为了在全工序法中利用Free-form机床的灵活性与自由度，提出直接面向Free-form机床的弧齿锥齿轮全工序法，并分析小轮齿面的机床误差敏感性. 已知大轮齿面，对小轮齿面微观形式进行主动设计. 建立直接面向Free-form式机床的四轴联动全工序法小轮切齿数学模型，根据小轮目标齿面参数，求解刀盘和被加工小轮的相对运动关系，得到机床各轴的运动5次多项式，以及剩余待定的小轮刀盘廓形参数. 分析机床各轴运动误差对小轮齿面拓扑形状的影响规律. 算例表明：直接面向Free-form式机床的四轴联动全工序法可以保证小轮正车面接触迹线每个离散点的参数，和倒车面参考点的参数；机床各轴的运动误差可以引起小轮齿面的螺旋角误差、对角误差和压力角误差；Y轴对小轮齿面的影响最小.
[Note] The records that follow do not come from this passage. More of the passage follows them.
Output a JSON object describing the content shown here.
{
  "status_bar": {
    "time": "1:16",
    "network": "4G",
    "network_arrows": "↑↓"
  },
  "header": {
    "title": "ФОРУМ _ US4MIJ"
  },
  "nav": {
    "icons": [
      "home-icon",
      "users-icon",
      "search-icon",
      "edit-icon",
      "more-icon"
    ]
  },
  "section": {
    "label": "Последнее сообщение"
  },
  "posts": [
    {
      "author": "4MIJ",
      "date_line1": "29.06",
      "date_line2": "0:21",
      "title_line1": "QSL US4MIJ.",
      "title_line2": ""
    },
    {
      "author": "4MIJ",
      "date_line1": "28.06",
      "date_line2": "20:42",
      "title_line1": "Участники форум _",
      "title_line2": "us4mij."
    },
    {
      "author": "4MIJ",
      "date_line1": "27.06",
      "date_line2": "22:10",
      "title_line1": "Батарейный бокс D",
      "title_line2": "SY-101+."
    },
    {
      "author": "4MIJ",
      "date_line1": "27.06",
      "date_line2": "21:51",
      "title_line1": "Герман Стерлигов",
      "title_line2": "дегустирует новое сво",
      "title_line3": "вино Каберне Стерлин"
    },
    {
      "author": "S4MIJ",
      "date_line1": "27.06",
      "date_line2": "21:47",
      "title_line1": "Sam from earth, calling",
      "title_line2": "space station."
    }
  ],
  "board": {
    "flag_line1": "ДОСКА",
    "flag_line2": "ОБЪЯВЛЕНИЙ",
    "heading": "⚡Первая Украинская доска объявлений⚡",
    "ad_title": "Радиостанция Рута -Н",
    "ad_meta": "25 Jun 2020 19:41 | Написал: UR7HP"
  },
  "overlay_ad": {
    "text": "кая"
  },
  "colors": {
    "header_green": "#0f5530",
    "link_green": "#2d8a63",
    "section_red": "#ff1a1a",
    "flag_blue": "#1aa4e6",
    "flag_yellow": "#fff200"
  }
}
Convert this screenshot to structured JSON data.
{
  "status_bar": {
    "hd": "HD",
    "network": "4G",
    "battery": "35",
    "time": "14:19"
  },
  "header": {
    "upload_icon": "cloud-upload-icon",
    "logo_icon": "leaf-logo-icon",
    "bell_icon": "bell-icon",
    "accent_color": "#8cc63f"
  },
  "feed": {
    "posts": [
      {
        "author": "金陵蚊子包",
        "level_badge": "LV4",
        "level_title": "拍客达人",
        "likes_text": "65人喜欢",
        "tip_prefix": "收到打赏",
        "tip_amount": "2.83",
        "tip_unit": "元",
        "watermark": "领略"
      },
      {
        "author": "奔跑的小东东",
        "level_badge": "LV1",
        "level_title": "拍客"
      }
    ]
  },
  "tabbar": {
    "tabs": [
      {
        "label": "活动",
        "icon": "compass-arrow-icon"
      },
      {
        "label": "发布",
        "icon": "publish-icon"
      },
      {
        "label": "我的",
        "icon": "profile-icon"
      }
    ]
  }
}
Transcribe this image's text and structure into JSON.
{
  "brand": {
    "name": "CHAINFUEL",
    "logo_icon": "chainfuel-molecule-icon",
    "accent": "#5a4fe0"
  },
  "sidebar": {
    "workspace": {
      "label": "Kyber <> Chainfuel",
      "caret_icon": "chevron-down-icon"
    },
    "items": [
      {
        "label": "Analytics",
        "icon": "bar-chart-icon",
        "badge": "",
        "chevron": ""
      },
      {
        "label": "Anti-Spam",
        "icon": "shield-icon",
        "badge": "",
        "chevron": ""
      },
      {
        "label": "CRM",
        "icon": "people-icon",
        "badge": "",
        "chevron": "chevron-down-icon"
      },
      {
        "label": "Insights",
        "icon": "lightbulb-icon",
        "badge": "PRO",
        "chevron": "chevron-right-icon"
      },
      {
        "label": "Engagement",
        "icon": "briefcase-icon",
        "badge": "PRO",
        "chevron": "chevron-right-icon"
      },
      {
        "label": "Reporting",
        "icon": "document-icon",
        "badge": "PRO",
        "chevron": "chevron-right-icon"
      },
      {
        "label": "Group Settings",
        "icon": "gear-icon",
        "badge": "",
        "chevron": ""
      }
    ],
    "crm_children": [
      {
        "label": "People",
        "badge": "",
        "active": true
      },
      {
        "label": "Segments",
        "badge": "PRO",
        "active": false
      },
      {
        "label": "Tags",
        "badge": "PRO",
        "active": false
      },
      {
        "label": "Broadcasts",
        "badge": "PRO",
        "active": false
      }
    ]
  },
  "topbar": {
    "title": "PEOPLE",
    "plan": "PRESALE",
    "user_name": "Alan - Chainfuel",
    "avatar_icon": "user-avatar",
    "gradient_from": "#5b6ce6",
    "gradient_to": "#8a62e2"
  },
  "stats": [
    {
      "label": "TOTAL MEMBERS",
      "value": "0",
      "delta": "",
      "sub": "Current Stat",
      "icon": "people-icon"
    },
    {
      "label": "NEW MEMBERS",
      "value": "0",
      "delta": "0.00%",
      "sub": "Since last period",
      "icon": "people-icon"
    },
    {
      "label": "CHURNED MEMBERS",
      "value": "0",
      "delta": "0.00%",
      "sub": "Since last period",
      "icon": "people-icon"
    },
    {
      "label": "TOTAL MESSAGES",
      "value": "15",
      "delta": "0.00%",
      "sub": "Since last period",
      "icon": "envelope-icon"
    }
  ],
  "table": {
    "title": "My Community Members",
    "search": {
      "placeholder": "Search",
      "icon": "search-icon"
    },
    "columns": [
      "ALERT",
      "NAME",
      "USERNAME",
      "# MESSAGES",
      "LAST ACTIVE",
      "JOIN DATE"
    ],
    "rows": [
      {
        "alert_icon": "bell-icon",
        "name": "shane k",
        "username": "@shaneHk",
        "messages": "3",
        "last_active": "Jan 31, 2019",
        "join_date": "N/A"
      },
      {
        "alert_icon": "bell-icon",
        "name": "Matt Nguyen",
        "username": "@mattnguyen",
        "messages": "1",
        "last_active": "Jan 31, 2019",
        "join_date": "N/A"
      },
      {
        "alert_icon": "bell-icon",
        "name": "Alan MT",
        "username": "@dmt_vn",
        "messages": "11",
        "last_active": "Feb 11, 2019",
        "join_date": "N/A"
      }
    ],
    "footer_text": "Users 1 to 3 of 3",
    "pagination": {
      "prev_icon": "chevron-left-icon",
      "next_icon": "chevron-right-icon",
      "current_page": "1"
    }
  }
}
关键词： 弧齿锥齿轮; 全工序法; Free-form机床; 误差敏感性; 齿面修形

Abstract:

A completing process method for spiral bevel gears directly facing the Free-form machine tool was proposed in order to use the flexibility and freedom of the Free-form machine tool, and the sensitivity of the pinion tooth surface to the motion error of the machine tool was analyzed. Firstly, given the wheel tooth surface, the active design of the microgeometry of the pinion tooth surface was conducted. Secondly, the pinion cutting model by the completing process method was established directly based on a four-axis linkage Free-form machine tool. Then, according to the target parameters of the pinion tooth surface, the relative motion between the cutter and the machined pinion was solved, and the fifth-degree motion polynomial of each axis of the machine tool and the remaining undetermined profile parameters of the pinion cutter were obtained. Finally, the influence of the motion error of each axis of the machine tool on the topological shape of the pinion tooth surface was analyzed. Numerical results show that the parameters of each discrete point of the contact path of the drive tooth surface of the pinion and the parameters of the reference point of the coast tooth surface of the pinion can be ensured by this method. In addition, the motion error of each axis of the machine tool can cause the spiral angle error, the diagonal error and the pressure angle error of the pinion tooth surface, and the Y-axis has the least influence on the pinion tooth surface.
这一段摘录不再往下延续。